Après l’audition de Mohamed El Hafed, le procureur général du Roi près la cour d’appel de Rabat transfère le dossier au juge d’instruction. Ce dernier décide à la mi-janvier 2024 de placer l’inculpé sous contrôle judiciaire. Le 18 octobre est prise la décision du renvoi devant la cour d’appel. Dans le détail, M. El Hafed, qui opère à Casablanca dans le secteur des cuisines en kit, est accusé de négligence suspecte dans la perception des taxes communales estimées à des millions de DH. Il s’agit notamment des taxes appliquées aux terrains urbains non-bâtis, des redevances perçues sur les marchés communaux et des loyers de locaux commerciaux destinés à l’exercice d’un certain nombre d’activités professionnelles.
Gabegie
L’incurie de l’ancien président est également pointée du doigt dans la collecte des taxes sur l’occupation du domaine public communal et celles se rapportant au transport des voyageurs. M. El Hafed s’est vu aussi reprocher son traitement problématique du dossier de la gestion déléguée du service de nettoyage de la ville confiée à la société Ozone ( dont le patron Abdelaziz El Badraoui est en détention préventive depuis février 2024 à la prison de Oukacha en relation avec des irrégularités sur un marché similaire de la ville de Bouznika). A Sidi Kacem, Ozone a curieusement bénéficié d’un abandon de droits dûs à la commune alors que les termes du contrat prévoient la déduction de 2 % du chiffre d’affaires de l’entreprise. Une somme destinée à financer le service permanent de contrôle durant 5 ans (de 2017 à 2021). Cette « indulgence » a privé la commune de ressources financières non négligeables estimées à environ 1 million de DH. En plus, une série d’infractions affectant divers aspects de l’activité de cette société, censées lui valoir des amendes pour non-respect de ses engagements, n’ont pas été, comme le prévoit le cahier des charges, sanctionnées par la commune. Ce qui représente un manque à gagner pour le budget communal de quelque 9 millions de DH. Plus grave encore, les investissements sur lesquels Ozone s’était engagée n’ont pas été tous réalisés pour cause de leur déploiement en dehors du champ de la gestion déléguée, privant ainsi la commune de ressources évaluées à environ 2,5 millions de DH.
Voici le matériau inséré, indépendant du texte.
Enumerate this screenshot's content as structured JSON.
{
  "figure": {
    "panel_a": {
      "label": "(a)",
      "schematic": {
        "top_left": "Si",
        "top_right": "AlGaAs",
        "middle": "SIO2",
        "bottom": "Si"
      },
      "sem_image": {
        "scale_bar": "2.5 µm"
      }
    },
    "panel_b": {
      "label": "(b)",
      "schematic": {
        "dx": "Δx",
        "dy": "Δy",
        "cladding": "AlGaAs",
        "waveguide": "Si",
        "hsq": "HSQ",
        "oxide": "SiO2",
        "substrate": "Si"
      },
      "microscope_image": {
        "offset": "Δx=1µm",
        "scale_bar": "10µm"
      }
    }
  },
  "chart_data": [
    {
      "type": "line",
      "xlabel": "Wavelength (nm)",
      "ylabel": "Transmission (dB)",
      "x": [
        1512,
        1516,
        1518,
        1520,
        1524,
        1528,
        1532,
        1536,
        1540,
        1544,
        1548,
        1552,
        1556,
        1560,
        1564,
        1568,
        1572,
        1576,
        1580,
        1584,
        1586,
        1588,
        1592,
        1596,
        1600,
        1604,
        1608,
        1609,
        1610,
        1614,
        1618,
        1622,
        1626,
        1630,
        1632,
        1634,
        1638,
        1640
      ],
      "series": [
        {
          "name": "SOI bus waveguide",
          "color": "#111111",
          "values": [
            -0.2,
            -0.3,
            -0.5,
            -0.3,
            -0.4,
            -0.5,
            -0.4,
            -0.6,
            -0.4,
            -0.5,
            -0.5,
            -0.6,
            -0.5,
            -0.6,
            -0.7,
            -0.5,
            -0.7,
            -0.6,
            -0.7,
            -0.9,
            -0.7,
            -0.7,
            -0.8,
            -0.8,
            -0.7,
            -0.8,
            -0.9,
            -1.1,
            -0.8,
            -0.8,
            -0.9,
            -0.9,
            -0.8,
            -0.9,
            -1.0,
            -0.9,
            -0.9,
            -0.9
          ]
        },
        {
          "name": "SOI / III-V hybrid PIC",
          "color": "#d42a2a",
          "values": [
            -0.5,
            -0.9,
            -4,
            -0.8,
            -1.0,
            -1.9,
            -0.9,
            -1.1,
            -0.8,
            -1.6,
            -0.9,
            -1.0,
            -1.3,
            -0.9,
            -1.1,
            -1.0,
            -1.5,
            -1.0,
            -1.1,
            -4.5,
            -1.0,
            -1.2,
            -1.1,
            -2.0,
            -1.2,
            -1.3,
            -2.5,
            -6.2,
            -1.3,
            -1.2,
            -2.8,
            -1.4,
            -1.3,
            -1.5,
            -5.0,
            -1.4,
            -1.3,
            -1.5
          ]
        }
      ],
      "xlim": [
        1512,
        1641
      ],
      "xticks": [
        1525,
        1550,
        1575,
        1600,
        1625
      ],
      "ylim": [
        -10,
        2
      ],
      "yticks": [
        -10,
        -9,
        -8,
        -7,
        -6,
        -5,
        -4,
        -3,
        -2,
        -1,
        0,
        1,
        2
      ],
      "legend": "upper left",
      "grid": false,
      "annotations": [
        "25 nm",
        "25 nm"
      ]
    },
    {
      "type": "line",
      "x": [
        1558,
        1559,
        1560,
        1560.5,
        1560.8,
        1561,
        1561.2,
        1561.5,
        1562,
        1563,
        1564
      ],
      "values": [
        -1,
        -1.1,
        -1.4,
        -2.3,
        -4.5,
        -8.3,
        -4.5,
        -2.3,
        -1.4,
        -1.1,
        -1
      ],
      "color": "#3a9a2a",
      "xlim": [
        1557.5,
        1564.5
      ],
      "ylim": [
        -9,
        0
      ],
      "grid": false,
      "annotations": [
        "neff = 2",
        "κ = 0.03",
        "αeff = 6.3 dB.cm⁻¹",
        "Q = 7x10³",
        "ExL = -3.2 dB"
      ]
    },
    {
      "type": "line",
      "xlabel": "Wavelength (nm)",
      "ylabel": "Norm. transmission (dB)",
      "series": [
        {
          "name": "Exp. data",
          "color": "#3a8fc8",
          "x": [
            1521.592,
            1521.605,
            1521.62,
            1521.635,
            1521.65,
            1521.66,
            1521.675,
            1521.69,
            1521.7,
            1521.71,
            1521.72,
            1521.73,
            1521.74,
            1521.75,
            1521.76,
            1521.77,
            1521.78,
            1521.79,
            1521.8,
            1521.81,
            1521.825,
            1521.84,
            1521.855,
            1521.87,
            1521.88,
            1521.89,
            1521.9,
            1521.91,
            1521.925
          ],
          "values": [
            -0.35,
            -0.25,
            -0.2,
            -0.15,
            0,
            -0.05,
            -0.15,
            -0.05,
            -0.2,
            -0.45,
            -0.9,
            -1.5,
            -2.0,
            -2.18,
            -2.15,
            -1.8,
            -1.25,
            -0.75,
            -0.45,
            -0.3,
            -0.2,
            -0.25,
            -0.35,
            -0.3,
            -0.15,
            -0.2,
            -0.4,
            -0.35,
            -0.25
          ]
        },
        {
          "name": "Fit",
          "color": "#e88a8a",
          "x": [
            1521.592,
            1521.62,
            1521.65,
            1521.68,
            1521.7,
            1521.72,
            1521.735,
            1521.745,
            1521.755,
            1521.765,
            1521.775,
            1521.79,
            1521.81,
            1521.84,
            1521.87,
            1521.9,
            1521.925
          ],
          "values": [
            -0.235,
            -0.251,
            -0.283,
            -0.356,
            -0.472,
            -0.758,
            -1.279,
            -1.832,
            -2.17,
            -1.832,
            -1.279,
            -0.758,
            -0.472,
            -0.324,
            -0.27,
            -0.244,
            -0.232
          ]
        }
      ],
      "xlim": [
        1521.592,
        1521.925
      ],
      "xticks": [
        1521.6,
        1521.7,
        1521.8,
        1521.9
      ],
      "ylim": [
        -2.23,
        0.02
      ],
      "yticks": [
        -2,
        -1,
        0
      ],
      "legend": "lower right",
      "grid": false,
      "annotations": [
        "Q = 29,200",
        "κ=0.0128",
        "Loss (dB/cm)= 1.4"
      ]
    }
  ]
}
Autre manquement relevé dans la gestion de l’ex-président de la commune, l’exploitation sans base légale du parc communal de Sidi Kacem, dont les redevances détournées ont été estimées à un peu moins de 6 millions de DH par le plaignant. Last but not least, sous le mandat de M. El Hafed, le conseil municipal s’est vu infliger des jugements pour un montant global de 7,16 millions de DH dans le cadre de dossiers judiciaires très mal gérés. Par ailleurs, la plainte de l’actuel président fait état de disproportion dans certaines charges de gestion ; notamment les dépenses engendrées par le recrutement d’une armée d’agents occasionnels, largement en surnombre par rapport aux besoins réels des services de la commune. Cette gabegie, qui englobe divers autres frais de gestion, a coïncidé particulièrement avec la campagne électorale de 2021. Clientélisme électoral, quand tu nous tiens !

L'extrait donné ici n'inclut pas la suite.